Monday, Jan. 25, 1988
A Letter From the Publisher
By Robert L. Miller
As an angry Palestinian uprising continued to boil over in the West Bank and Gaza last week, the Israeli army tightened press access to the turbulent refugee camps. That did not stop TIME Jerusalem Bureau Chief Johanna McGeary from crawling through a knee-high hole in the wall to interview residents in a camp. That kind of dogged pursuit is only one of the journalistic skills required to cover the bloody conflict in the Israeli-occupied territories. Besides confronting tear gas, rocks, bullets and Israeli press restrictions, reporters face the daunting logistical problem of following what McGeary describes as a "war without a front," in which violence may erupt without warning in any one of 27 camps. "Being at the right spot on any given day is as much luck as good intuition," she says.
Luck and intuition -- plus a solid news sense -- have often combined to put McGeary in the right place at the right time.

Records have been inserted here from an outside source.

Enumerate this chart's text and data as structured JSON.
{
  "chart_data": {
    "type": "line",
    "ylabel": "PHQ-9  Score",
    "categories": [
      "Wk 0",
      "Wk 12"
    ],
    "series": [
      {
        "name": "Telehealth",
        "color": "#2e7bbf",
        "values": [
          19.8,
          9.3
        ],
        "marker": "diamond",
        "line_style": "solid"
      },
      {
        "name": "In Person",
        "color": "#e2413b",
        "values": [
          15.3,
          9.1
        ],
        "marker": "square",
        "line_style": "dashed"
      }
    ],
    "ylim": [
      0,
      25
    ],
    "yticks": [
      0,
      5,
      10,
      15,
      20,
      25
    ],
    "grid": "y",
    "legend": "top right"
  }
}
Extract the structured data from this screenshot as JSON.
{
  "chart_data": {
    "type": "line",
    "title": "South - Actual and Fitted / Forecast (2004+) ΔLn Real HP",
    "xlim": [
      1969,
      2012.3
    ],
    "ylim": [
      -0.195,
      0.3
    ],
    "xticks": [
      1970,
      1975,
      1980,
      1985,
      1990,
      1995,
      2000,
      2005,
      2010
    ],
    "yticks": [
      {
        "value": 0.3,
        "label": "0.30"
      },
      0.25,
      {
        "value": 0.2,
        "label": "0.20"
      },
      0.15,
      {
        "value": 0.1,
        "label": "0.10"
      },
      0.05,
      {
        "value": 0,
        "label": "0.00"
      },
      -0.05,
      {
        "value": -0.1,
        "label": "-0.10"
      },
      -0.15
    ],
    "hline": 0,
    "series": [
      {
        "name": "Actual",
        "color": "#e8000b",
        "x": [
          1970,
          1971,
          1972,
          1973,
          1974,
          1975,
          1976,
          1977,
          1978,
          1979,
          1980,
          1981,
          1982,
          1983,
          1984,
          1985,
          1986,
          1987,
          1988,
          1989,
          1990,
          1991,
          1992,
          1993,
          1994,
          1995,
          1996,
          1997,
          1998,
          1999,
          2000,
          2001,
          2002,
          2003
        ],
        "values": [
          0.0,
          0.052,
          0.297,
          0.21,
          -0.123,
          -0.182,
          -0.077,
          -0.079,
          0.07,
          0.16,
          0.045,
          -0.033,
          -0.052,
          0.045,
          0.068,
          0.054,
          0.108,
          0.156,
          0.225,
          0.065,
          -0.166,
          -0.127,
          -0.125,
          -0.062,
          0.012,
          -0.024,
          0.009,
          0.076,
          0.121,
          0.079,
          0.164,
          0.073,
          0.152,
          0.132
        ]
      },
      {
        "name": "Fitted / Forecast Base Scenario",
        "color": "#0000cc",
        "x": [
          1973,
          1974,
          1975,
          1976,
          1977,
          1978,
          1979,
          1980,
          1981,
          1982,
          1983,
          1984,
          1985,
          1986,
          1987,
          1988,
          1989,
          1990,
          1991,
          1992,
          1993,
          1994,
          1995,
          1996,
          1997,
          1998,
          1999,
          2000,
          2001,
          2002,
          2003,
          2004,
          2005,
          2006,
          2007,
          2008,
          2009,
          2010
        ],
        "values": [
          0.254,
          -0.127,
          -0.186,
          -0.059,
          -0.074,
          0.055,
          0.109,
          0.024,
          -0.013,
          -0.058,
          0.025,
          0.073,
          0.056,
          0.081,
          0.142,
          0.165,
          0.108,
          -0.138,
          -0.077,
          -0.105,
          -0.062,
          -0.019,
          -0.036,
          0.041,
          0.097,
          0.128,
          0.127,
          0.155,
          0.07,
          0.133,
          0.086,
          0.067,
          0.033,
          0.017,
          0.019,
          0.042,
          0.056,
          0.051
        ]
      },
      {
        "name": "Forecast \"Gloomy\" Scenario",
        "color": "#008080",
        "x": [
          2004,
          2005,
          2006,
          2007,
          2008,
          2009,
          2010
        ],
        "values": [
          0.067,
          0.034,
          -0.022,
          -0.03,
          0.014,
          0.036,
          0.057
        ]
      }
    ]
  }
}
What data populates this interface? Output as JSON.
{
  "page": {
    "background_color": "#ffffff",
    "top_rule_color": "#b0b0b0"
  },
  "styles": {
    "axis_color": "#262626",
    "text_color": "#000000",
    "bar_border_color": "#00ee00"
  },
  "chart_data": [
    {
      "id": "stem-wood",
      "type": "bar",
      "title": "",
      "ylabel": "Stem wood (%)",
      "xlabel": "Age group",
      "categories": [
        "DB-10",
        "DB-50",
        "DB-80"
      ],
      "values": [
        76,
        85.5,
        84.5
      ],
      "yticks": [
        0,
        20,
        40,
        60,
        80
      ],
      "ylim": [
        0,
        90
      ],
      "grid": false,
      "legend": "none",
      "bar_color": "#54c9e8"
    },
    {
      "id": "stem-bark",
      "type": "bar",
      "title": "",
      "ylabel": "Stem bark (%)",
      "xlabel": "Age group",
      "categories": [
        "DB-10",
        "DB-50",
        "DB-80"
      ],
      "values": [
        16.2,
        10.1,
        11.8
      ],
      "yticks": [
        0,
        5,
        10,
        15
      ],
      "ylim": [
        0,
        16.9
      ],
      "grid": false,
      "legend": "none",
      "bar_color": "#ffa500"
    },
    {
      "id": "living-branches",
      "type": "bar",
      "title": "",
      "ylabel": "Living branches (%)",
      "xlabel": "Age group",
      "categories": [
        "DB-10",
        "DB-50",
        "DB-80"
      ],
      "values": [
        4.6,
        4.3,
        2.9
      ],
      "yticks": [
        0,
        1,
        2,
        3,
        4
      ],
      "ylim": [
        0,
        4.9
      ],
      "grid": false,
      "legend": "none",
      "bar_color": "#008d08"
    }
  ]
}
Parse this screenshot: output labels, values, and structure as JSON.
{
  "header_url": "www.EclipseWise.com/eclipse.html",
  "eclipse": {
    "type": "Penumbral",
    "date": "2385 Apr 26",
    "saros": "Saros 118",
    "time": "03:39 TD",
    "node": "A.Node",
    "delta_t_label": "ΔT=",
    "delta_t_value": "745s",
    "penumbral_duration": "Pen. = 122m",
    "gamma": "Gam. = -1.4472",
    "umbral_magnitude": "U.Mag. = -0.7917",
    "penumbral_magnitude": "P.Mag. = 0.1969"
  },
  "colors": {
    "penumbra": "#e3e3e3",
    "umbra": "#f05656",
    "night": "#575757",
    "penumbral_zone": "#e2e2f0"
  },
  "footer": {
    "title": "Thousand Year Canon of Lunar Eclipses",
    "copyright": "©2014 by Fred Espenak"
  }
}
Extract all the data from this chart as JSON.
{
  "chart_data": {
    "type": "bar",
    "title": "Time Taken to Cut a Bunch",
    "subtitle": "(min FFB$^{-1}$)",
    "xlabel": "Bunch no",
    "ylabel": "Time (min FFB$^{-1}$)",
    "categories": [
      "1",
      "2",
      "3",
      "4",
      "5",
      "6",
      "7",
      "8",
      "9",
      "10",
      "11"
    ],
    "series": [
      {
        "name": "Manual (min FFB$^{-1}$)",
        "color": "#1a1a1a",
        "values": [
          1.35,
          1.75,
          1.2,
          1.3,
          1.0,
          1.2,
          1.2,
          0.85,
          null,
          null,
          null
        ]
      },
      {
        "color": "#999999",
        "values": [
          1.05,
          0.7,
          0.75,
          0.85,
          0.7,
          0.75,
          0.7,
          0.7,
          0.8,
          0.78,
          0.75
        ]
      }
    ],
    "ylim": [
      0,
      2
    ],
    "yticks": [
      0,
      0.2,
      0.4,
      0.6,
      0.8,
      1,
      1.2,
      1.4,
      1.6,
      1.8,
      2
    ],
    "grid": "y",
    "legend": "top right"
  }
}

She ducked her first stones while reporting for TIME in Boston during protests against court-ordered school busing. As a TIME White House correspondent during the Carter Administration, she followed all 444 days of the Iran hostage crisis. Next came 5 1/2 years as the magazine's State Department correspondent, covering a spectrum of U.S. foreign policy concerns that were often dominated by the Middle East. McGeary's move to Jerusalem last April put her in the front lines of one of the world's most dramatic stories.
Covering the latest round of Palestinian unrest has proved both challenging and painful for everyone in the Jerusalem bureau. "The battle for freedom of the press has been one of the most anguishing parts of the story," says Reporter Robert Slater, who is also head of the Foreign Press Association in Israel. The plight of the nervous young Israeli soldiers who have been sent into the camps to quell the disturbances is another. "I know exactly how they feel," says Reporter Ron Ben-Yishai, a military-affairs expert, who serves in the Israeli army. "Very often I experience a strong conflict between my inner feelings as an Israeli and the professional need to see things as they are." The other side of that conflict is acute for Reporter Jamil Hamad. "It is difficult to report what goes on in the West Bank when you are a Palestinian," says Hamad. "On the one hand, you try to be impartial. To me, on the other hand, the tears of mothers and fathers are not just a scene to report."